Moving on to more important matters. I want to talk about the "hate speech" thing. The Peter Willows case is much like the case of Holocaust denial in France - as the Freeper put it succinctly, "As nutty as it is to deny it, this shouldn't be a crime." I've made this point before in the case of the high school students in South Windsor, Connecticut, who wore T-shirts to protest Connecticut's civil unions legislation. (I hasten to clarify that the Connecticut students were not the subject of criminal prosecution; so it was a matter of "free speech" in principle but not, strictly speaking, a First Amendment violation.)
My basic point is that (1) criminalizing any speech simply on the basis of its "offensiveness" is wrong; (2) these laws are the first step down a "slippery slope" that could place ever-broader restrictions on free speech and debate; (3) by fostering the perception that certain minorities enjoy a "protected" or "privileged" status, the laws end up hurting the very people they're supposed to help. The best remedy for free speech is more free speech.

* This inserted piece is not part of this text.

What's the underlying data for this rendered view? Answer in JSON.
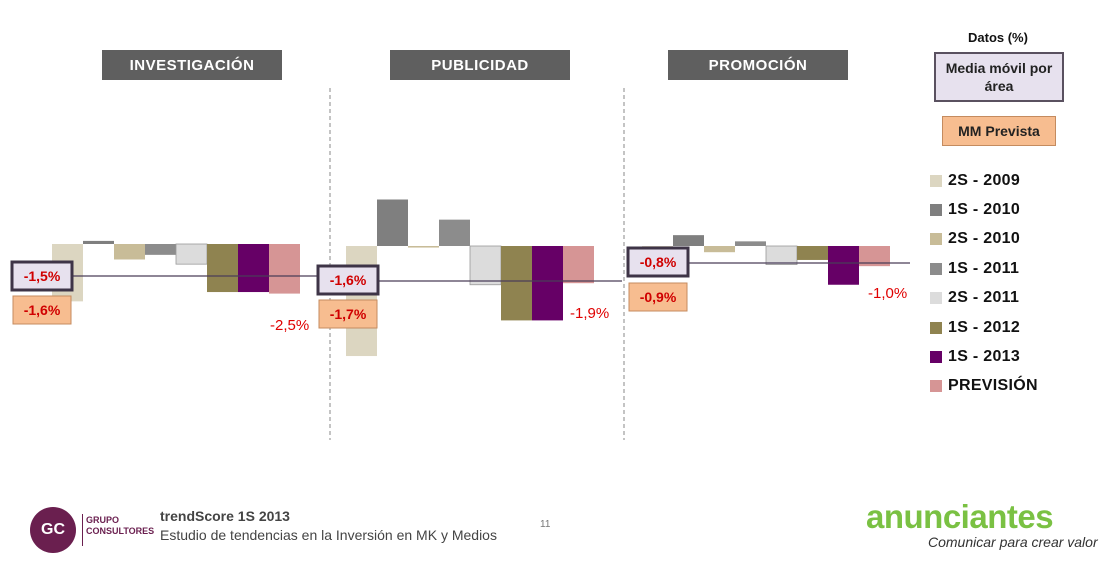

Vice President Dick Cheney's pregnant lesbian daughter Mary will make a "fine mom," President George W. Bush said, sidestepping his past comment that a child ideally would be raised by a mother and father.
Mary Cheney, 37, and her longtime partner, Heather Poe, are expecting their first child, which would be the sixth grandchild for the vice president. Cheney was hired last year as an executive for America Online.
"I think Mary is going to be a loving soul to her child. And I'm happy for her," Bush said in an interview with People magazine.
The Washington Post reported that the baby was due in late spring.
Congratulations to Mary Cheney and Heather Poe.